Najmocniejszym akcentem na stronie są chyba zdjęcia z Czarnobyla.
Twórcy strony wbrew zdrowemu rozsądkowi postanowili zobaczyć
bodaj najmroczniejsze opuszczone miejsce na ziemi. Relacja
fotograficzna z Prypeci - miasta, w którym żyli pracownicy
elektrowni atomowej, jest wstrząsająca. Po blisko 20 latach
od katastrofy wciąż stoją tam meble. Na pianinie w jednym
z mieszkań jakby ktoś właśnie dopiero co grał. W przedszkolu
leży maska przeciwgazowa obok zabawki. W budynkach publicznych
widać przygotowania do uroczystości pierwszomajowych. Awaria
nastąpiła przecież 26 kwietnia. Wciąż są więc transparenty,
portrety, czerwone flagi. Jest karuzela, dom kultury, teatr,
hotel. Kilkunastotysięczne miasto, w którym panuje niewyobrażalna
cisza. Drogi puste, z nikąd nie dobiega żaden odgłos telewizora,
rozmów czy wrzasków dzieci. Groza ujęta w kilkadziesiąt fotografii.

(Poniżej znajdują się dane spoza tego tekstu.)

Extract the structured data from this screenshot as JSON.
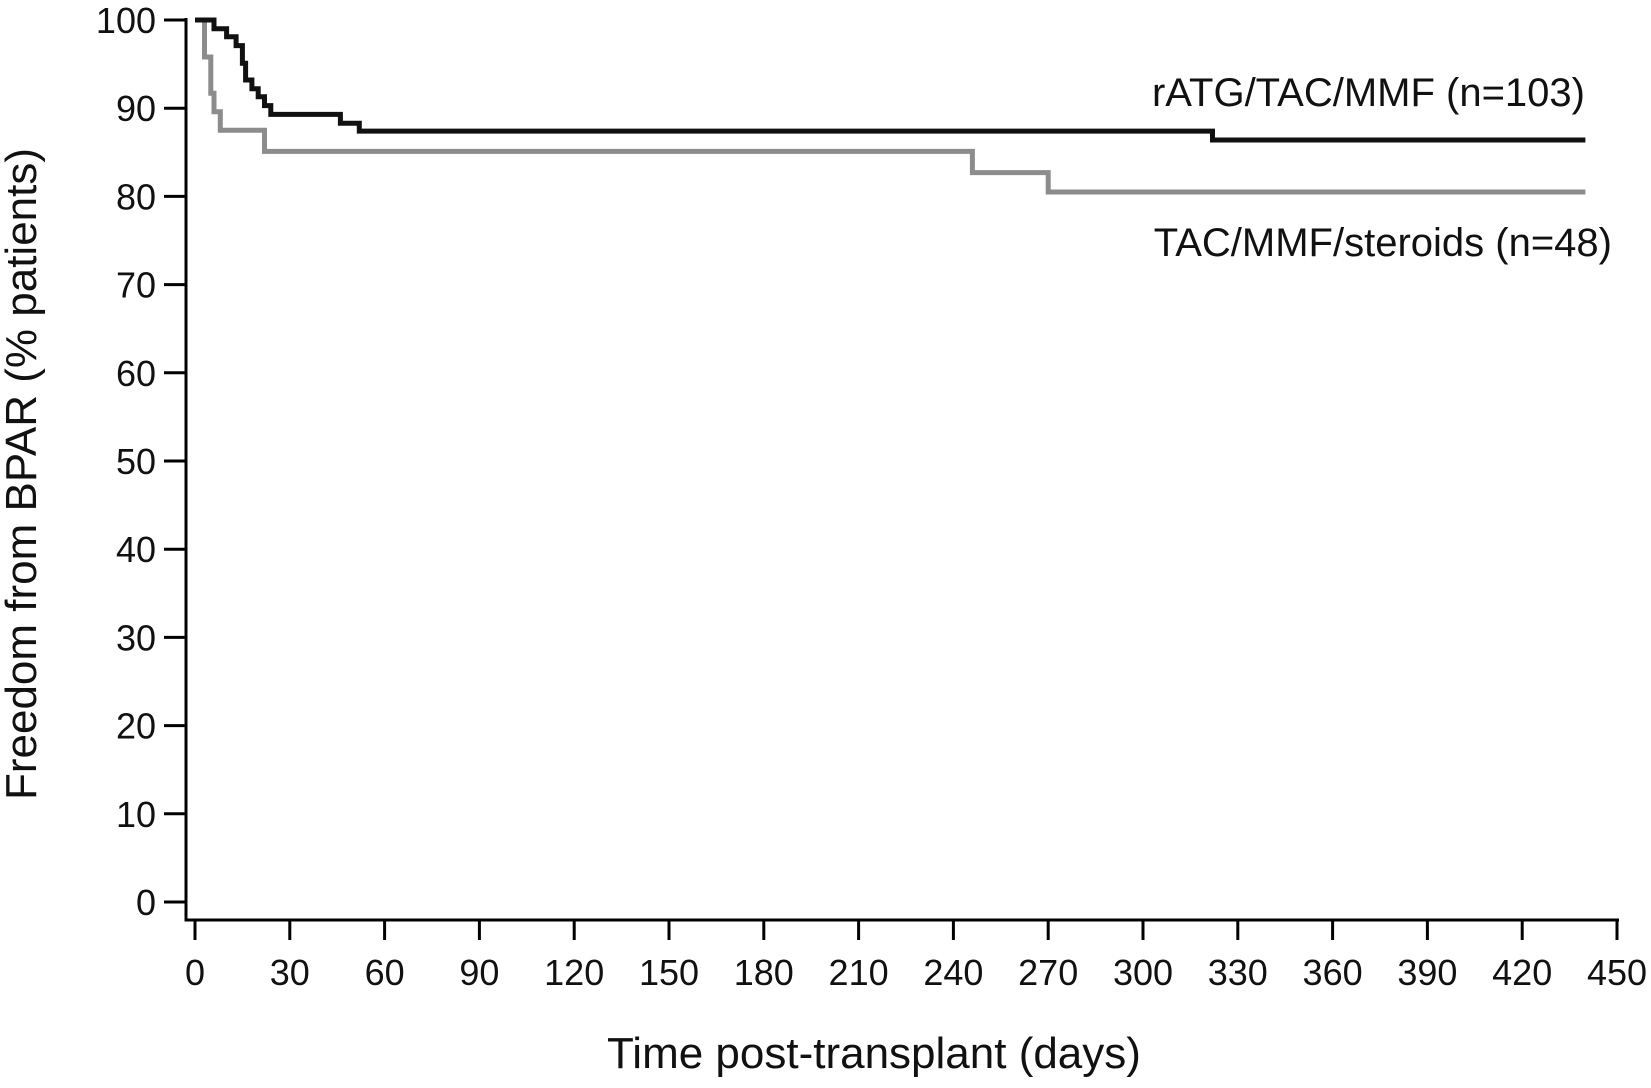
{
  "chart_data": {
    "type": "line",
    "step": true,
    "title": "",
    "xlabel": "Time post-transplant (days)",
    "ylabel": "Freedom from BPAR (% patients)",
    "xlim": [
      0,
      450
    ],
    "ylim": [
      0,
      100
    ],
    "x_ticks": [
      0,
      30,
      60,
      90,
      120,
      150,
      180,
      210,
      240,
      270,
      300,
      330,
      360,
      390,
      420,
      450
    ],
    "y_ticks": [
      0,
      10,
      20,
      30,
      40,
      50,
      60,
      70,
      80,
      90,
      100
    ],
    "grid": false,
    "legend": "inline labels at right end of lines",
    "series": [
      {
        "name": "rATG/TAC/MMF (n=103)",
        "color": "#111111",
        "points": [
          [
            0,
            100
          ],
          [
            6,
            100
          ],
          [
            6,
            99
          ],
          [
            10,
            99
          ],
          [
            10,
            98.1
          ],
          [
            13,
            98.1
          ],
          [
            13,
            97.1
          ],
          [
            15,
            97.1
          ],
          [
            15,
            95.1
          ],
          [
            16,
            95.1
          ],
          [
            16,
            93.2
          ],
          [
            18,
            93.2
          ],
          [
            18,
            92.2
          ],
          [
            20,
            92.2
          ],
          [
            20,
            91.3
          ],
          [
            22,
            91.3
          ],
          [
            22,
            90.3
          ],
          [
            24,
            90.3
          ],
          [
            24,
            89.3
          ],
          [
            46,
            89.3
          ],
          [
            46,
            88.3
          ],
          [
            52,
            88.3
          ],
          [
            52,
            87.4
          ],
          [
            322,
            87.4
          ],
          [
            322,
            86.4
          ],
          [
            440,
            86.4
          ]
        ]
      },
      {
        "name": "TAC/MMF/steroids (n=48)",
        "color": "#8c8c8c",
        "points": [
          [
            0,
            100
          ],
          [
            3,
            100
          ],
          [
            3,
            95.8
          ],
          [
            5,
            95.8
          ],
          [
            5,
            91.7
          ],
          [
            6,
            91.7
          ],
          [
            6,
            89.6
          ],
          [
            8,
            89.6
          ],
          [
            8,
            87.5
          ],
          [
            22,
            87.5
          ],
          [
            22,
            85.1
          ],
          [
            246,
            85.1
          ],
          [
            246,
            82.7
          ],
          [
            270,
            82.7
          ],
          [
            270,
            80.5
          ],
          [
            440,
            80.5
          ]
        ]
      }
    ]
  }
}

Autorzy serwisu przedstawiają opuszczone miejsca, ale nie
podają jak do nich dojechać. Tak jakby obawiali się, że do
opuszczonych miejsc mógłby ktoś jednak powrócić. Niektóre
obiekty rzeczywiście zaczęto odrestaurowywać, a to - zdawać
by się mogło - odbiera im duszę.
Są w internecie miejsca magiczne. Znaleźć je nie zawsze jest
łatwo, ale nagroda jest wielka. Jednym z takich miejsc jest
serwis www.opuszczone.com. Polecam wizytę wieczorową porą
przy zgaszonym świetle i kompletnej ciszy.